En arrachant son voile médiatique et marketing à l'idéologie dominante, Bernard Stiegler nous démontre méthodiquement que peu d'entre nous vivent dans l'exaltation de leur individualité et d'une existence satisfaite et sensible.
Bien au contraire, la majorité souffre, de la perte de toute singularité, d'un narcissisme primordial indispensable à la projection de sa conscience, de son existence et surtout de son avenir.

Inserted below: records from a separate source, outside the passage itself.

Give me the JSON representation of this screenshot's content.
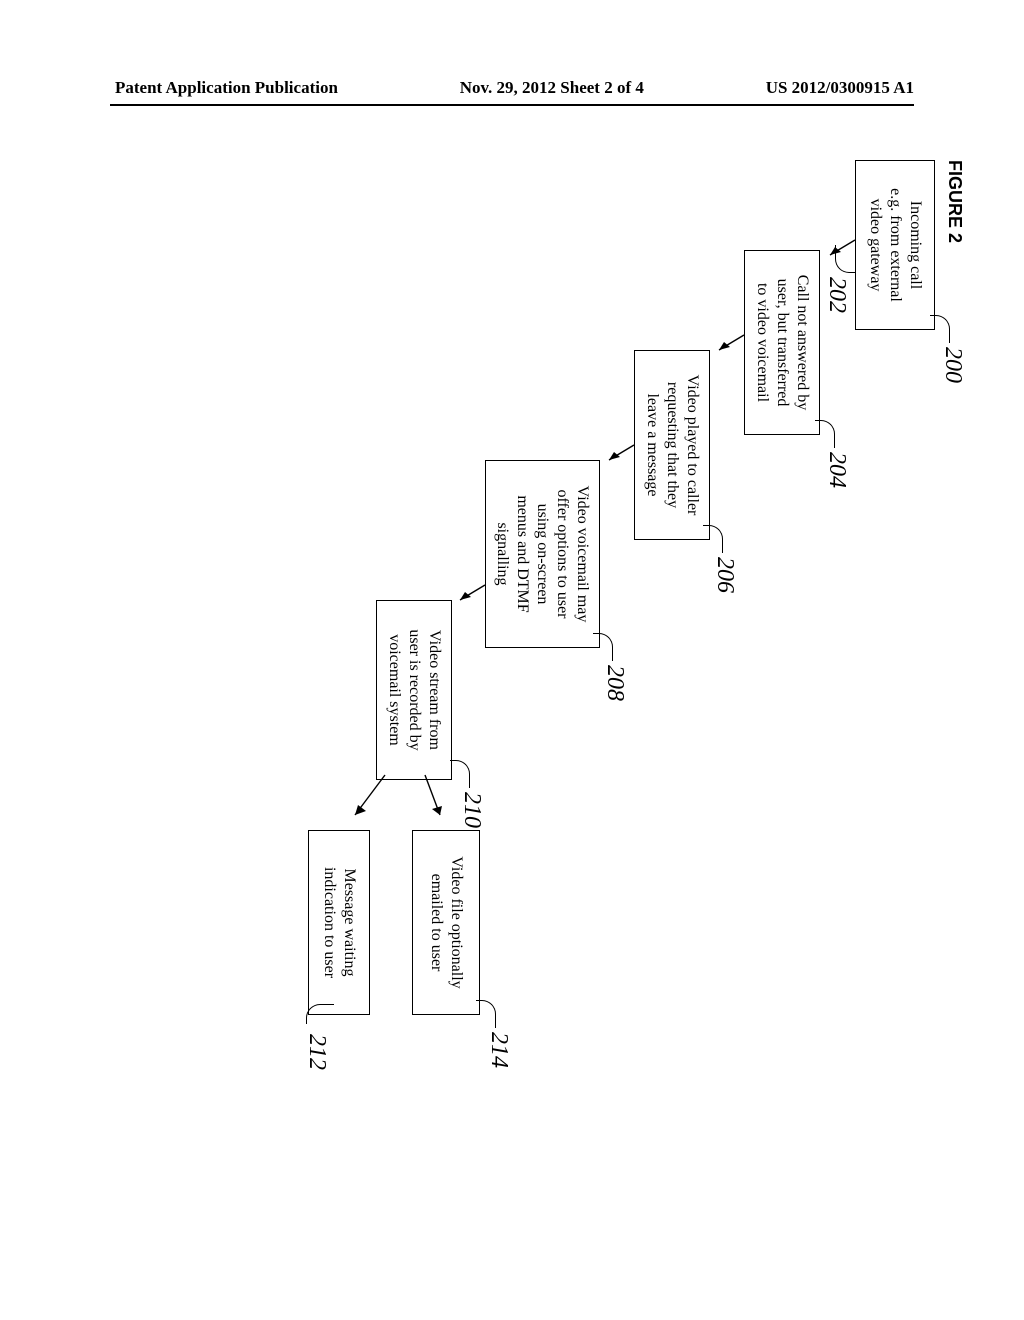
{
  "header": {
    "left": "Patent Application Publication",
    "center": "Nov. 29, 2012  Sheet 2 of 4",
    "right": "US 2012/0300915 A1"
  },
  "figure_label": "FIGURE 2",
  "boxes": {
    "b202": "Incoming call\ne.g. from external\nvideo gateway",
    "b204": "Call not answered by\nuser, but transferred\nto video voicemail",
    "b206": "Video played to caller\nrequesting that they\nleave a message",
    "b208": "Video voicemail may\noffer options to user\nusing on-screen\nmenus and DTMF\nsignalling",
    "b210": "Video stream from\nuser is recorded by\nvoicemail system",
    "b214": "Video file optionally\nemailed to user",
    "b212": "Message waiting\nindication to user"
  },
  "refs": {
    "r200": "200",
    "r202": "202",
    "r204": "204",
    "r206": "206",
    "r208": "208",
    "r210": "210",
    "r214": "214",
    "r212": "212"
  }
}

La violence et l'insécurité dans lesquelles nous vivons relèvent avant tout d'une misère symbolique, et d'une perte du sens qui s'étendent toujours plus avant.
L'exploitation illimitée des esprits par les techniques du marketing et les industries dites culturelles, leur assimilation à des marchés mondiaux mettent désormais en danger les possibilités mêmes d'envisager notre avenir.
Bernard Stiegler pose un diagnostic lucide et précis sur les "malaises culturels" qui affectent notre existence intime et sociale, véritables symptômes à traiter de toute urgence.